The cache_enabled property is currently not used.

Admin UI

The admin UI is available at http://localhost:8081 and provides the following features:

  • Chat view. It allows you to send messages and view responses using any set of preconfigured parameters. The chat view continues a conversation with the LLM until you click "New chat".

  • Parameters management. You can create multiple records and mark one of them as active.
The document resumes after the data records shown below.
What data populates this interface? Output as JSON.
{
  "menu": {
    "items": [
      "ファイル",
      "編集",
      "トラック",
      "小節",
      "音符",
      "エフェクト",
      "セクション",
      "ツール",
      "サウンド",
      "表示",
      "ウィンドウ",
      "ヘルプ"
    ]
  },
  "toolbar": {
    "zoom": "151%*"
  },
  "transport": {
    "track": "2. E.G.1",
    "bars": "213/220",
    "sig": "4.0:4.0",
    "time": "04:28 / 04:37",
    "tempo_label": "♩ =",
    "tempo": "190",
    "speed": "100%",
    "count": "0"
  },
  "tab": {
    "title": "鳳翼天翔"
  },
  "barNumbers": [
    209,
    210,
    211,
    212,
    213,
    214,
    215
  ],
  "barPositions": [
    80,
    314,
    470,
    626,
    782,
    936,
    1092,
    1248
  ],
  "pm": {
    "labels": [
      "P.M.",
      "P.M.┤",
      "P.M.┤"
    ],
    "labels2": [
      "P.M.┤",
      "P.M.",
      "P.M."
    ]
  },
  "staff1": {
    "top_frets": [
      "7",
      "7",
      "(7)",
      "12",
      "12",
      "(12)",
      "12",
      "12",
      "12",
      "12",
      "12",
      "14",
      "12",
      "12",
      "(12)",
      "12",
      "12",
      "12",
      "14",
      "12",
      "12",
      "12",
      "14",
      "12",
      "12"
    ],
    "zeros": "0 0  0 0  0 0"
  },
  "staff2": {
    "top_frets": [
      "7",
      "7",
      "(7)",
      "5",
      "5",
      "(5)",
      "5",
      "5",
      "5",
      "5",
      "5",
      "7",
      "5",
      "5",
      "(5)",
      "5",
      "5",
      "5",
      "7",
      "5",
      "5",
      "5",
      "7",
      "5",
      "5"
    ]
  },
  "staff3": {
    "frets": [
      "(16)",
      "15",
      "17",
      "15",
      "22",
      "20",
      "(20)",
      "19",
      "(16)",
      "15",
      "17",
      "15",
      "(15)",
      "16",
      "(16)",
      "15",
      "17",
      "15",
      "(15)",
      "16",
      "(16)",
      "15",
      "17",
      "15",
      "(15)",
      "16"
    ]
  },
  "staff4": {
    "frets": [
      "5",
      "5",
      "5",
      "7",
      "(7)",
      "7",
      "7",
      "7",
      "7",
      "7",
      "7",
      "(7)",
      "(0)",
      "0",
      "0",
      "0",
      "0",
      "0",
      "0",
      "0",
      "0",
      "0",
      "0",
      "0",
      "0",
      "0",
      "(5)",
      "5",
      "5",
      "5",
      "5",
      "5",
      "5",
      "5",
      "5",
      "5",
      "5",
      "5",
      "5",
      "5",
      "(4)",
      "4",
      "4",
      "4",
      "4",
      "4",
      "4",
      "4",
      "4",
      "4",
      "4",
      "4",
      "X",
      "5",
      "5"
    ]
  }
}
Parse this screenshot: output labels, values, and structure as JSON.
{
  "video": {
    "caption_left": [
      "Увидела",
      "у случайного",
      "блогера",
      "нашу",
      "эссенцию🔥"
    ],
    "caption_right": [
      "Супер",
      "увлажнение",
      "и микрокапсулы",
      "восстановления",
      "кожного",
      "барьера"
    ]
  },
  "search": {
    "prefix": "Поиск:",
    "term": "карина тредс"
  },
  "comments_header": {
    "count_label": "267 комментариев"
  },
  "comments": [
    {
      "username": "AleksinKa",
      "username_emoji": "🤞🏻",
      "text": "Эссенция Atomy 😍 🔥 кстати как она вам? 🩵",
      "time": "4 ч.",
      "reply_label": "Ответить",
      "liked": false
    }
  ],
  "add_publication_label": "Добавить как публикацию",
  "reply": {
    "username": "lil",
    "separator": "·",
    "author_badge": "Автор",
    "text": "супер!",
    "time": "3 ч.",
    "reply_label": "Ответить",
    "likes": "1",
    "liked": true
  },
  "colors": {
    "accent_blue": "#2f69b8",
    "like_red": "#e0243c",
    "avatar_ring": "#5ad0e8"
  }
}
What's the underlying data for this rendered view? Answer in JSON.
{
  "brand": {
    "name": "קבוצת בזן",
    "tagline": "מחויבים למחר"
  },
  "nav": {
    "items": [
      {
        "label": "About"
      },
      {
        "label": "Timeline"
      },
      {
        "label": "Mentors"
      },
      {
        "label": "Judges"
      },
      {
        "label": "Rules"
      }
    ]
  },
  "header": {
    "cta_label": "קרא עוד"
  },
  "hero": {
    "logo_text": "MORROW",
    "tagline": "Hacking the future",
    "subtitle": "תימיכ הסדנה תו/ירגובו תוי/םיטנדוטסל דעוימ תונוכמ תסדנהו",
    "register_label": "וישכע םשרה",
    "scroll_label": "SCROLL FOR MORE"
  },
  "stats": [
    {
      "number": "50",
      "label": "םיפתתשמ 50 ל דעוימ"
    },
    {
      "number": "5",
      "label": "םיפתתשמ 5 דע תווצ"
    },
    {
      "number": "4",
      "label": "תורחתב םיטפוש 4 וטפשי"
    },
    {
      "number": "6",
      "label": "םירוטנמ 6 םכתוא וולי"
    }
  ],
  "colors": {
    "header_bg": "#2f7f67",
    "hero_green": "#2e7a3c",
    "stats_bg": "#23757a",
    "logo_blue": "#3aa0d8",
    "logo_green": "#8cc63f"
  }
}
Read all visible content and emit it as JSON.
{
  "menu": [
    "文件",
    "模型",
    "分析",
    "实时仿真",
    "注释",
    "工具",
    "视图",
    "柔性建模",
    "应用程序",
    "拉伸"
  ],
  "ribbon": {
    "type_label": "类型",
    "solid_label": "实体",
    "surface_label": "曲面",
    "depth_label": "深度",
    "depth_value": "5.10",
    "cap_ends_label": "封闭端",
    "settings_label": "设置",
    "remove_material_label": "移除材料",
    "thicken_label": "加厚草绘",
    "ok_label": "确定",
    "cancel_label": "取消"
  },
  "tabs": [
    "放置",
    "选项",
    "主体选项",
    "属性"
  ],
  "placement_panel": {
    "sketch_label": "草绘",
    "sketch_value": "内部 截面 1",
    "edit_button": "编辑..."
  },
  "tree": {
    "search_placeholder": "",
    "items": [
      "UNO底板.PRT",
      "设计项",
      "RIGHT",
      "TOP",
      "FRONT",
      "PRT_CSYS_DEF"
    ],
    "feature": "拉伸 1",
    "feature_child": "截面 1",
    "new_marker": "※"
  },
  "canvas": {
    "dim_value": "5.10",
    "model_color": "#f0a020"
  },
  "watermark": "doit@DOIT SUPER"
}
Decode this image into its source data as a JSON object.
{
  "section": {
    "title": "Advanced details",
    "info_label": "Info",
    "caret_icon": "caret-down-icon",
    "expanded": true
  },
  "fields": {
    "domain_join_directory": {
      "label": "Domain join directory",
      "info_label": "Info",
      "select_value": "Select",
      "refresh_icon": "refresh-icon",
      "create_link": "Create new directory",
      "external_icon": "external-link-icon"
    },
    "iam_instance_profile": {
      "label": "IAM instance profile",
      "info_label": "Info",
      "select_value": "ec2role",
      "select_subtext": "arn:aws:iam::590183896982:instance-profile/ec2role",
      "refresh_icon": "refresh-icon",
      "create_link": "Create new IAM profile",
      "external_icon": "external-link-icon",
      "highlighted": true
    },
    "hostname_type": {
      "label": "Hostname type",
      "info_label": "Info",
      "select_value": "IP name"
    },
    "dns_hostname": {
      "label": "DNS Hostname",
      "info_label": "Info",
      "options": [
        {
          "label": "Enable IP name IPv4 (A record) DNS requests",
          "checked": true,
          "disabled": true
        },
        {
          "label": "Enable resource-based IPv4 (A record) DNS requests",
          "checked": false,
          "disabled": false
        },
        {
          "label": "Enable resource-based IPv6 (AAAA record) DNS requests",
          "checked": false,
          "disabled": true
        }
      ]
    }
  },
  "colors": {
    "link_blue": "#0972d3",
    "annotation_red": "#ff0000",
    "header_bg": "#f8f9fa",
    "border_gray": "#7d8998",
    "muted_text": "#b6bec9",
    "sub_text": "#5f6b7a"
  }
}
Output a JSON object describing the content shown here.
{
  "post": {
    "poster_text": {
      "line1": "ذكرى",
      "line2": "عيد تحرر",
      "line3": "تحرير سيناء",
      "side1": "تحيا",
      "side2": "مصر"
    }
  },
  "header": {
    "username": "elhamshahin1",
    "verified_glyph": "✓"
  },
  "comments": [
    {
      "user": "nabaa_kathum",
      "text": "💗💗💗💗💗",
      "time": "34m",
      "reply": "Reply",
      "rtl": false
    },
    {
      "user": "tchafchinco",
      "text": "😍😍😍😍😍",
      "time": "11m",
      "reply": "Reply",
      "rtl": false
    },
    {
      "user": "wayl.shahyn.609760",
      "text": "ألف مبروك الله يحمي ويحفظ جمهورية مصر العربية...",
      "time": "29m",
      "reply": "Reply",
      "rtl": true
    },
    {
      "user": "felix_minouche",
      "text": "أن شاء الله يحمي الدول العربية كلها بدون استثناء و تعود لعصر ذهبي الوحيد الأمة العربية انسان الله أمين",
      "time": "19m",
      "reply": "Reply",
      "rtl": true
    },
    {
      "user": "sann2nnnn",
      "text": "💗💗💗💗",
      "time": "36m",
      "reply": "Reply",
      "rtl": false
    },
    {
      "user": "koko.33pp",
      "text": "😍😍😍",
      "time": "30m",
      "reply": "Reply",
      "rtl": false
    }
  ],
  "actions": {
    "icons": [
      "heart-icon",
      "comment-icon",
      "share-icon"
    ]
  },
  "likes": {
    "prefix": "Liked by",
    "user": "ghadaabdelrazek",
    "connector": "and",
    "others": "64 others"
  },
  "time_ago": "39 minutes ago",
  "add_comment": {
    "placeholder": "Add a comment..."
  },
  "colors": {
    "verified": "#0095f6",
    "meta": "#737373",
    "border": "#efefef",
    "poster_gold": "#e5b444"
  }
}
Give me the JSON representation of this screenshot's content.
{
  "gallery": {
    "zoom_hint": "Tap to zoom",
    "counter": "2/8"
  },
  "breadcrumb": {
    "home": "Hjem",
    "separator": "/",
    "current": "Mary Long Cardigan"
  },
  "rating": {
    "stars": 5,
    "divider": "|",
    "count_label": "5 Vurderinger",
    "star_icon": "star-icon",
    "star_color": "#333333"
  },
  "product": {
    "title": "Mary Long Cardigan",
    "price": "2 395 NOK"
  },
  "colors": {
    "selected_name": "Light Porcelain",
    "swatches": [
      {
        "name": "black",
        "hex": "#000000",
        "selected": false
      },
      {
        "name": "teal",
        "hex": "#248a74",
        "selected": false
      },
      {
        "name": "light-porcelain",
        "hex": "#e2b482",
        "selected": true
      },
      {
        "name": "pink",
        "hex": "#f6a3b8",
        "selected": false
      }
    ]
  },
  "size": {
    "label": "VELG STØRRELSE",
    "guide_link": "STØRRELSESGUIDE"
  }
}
The active record is used to generate responses in the chat API. When you create a new record, it is populated with the default parameters loaded from the io/jmix/ai/backend/init/default-params.yml resource.

  • Vector store management. This view shows the vector store contents and allows you to find documents by metadata, add, remove and update documents. If you click the "Update" button, the current record will be updated from its source. If you click one of the "Update" dropdown items, all relevant documents will be updated.

  • Answer checks. The Check definitions view allows you to define questions and reference answers for validating the chat responses. The Check runs view allows you to run the set of checks for a particular parameters record and view the results.

Development

Fast setup

You can run the main database, vector store and reranker using the docker-compose.yml file in the project root:

docker-compose up

By default, the application runs with the dev profile and uses the services running in the containers.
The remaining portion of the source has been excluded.